What I recommend is creating an interface through which you can get all the information required to process the collision detection. All objects that participate in collision will need to inherit from this. The interface will allow you to smoothly transition from the per object case and the global case.
This is just an example to help you understand. You need to adapt it to your own code.
class ICollidable
{
public:
// we use these function to retrieve collision relevant information
// (can be optimised)
virtual sf::Vector2f GetPosition() = 0; // objects have position
virtual sf::Vector2f GetSize() = 0; // objects have a size
// using this function, we notify the object that it collided with something else
virtual void ProcessCollision(ICollidable* other) = 0;
// if you use virtual methods, you need a virtual destructor
virtual ~ICollidable{};
};
Now you can create a collision system. A collision system would hold a list of ICollidable objects that can interact with each other. You can even choose some objects to not participate in collisions at all.

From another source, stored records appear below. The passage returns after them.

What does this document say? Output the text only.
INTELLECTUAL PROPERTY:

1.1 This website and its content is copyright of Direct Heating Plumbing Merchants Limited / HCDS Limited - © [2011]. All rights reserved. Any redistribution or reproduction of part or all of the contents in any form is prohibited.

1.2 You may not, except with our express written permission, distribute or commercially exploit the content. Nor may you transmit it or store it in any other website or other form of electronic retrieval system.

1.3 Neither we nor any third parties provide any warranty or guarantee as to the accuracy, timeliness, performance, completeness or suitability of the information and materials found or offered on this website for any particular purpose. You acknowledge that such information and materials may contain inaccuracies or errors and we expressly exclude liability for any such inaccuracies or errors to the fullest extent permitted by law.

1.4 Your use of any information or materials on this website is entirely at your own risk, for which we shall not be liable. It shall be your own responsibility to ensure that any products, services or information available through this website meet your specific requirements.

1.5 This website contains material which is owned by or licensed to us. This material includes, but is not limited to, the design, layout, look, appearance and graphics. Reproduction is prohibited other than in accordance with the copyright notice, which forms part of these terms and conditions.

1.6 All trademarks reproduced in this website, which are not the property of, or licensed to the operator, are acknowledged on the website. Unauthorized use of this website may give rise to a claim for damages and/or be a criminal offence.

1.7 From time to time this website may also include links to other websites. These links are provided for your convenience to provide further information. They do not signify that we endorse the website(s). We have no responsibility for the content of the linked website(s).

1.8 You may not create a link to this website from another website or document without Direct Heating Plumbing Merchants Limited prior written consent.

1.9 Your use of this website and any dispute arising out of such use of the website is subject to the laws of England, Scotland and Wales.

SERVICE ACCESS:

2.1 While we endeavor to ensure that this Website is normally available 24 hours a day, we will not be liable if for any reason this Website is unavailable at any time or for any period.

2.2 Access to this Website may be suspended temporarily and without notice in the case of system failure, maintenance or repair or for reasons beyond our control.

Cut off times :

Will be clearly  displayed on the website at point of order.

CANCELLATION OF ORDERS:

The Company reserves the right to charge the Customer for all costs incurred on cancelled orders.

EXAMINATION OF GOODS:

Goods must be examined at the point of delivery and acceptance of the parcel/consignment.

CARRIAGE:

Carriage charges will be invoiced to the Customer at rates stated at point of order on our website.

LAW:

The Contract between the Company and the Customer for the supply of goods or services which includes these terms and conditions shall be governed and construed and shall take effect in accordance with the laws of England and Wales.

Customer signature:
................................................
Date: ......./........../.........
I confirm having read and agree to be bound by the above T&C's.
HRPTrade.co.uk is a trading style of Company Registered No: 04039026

This will be responsible to solving the collision at the global level.
class CollisionSystem
{
private:
// hold all objects that participate in collision
std::vector<ICollidable*> objectList;
public:
void AddToCollisionList(ICollidable* obj);
void RemoveFromCollisionList(ICollidable* obj);
void ProcessCollisionList();
}
The CollisionSystem::ProcessCollisionList(); contains the implementation of the collision checking algorithm. It will get the position and size of each object. Base on that information it will decide that two objects collide and call ICollidable::ProcessCollision(ICollidable& other); for each object that collides. This method will be overriden by subclasses to provide class specific functionality.

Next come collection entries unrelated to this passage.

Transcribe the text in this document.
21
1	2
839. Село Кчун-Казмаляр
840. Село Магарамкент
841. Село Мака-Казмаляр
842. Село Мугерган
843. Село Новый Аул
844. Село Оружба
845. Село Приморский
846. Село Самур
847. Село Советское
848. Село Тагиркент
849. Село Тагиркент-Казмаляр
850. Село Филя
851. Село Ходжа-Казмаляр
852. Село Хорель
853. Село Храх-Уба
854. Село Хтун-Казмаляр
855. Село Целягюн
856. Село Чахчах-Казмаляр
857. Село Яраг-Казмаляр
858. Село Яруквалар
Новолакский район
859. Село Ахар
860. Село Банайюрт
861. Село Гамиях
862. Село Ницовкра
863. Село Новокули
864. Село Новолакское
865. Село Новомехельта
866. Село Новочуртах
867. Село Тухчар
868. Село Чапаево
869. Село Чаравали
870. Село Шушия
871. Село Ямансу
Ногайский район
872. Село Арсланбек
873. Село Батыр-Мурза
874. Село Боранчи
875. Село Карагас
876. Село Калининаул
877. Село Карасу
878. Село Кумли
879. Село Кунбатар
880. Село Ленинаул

Inside CollisionSystem, you can use data structures like quad trees or binary trees to speed up the time it takes to solve all collisions. As a first step I recommend just sorting on X axis. By keeping the list sorted you only have to check the neighbors that are not further away than the size of you object.
If the requirements for your game change, you can update with better collision checking algorithm, you can add more attributes to ICollidable. In general you also need to process physics, you could also provide the functionality for that through ICollidable.
And as a tip, if two objects collide, I recommend immediately moving them away from each other so that they don't collide in the next game tick.
Depending on the amount of entities you are dealing with, just checking collision for every object in the game might have a huge cost, in terms of memory and/or in terms of performance.
You might want to pre-treat your objects to classify them by an axis, like increasing x coordinate, to simplify the collision checking. It could be even better to prepare all your objects and sort them before the game even starts, as an initiation to a level for example. I think that would be the way i'd choose to do it, for a first try.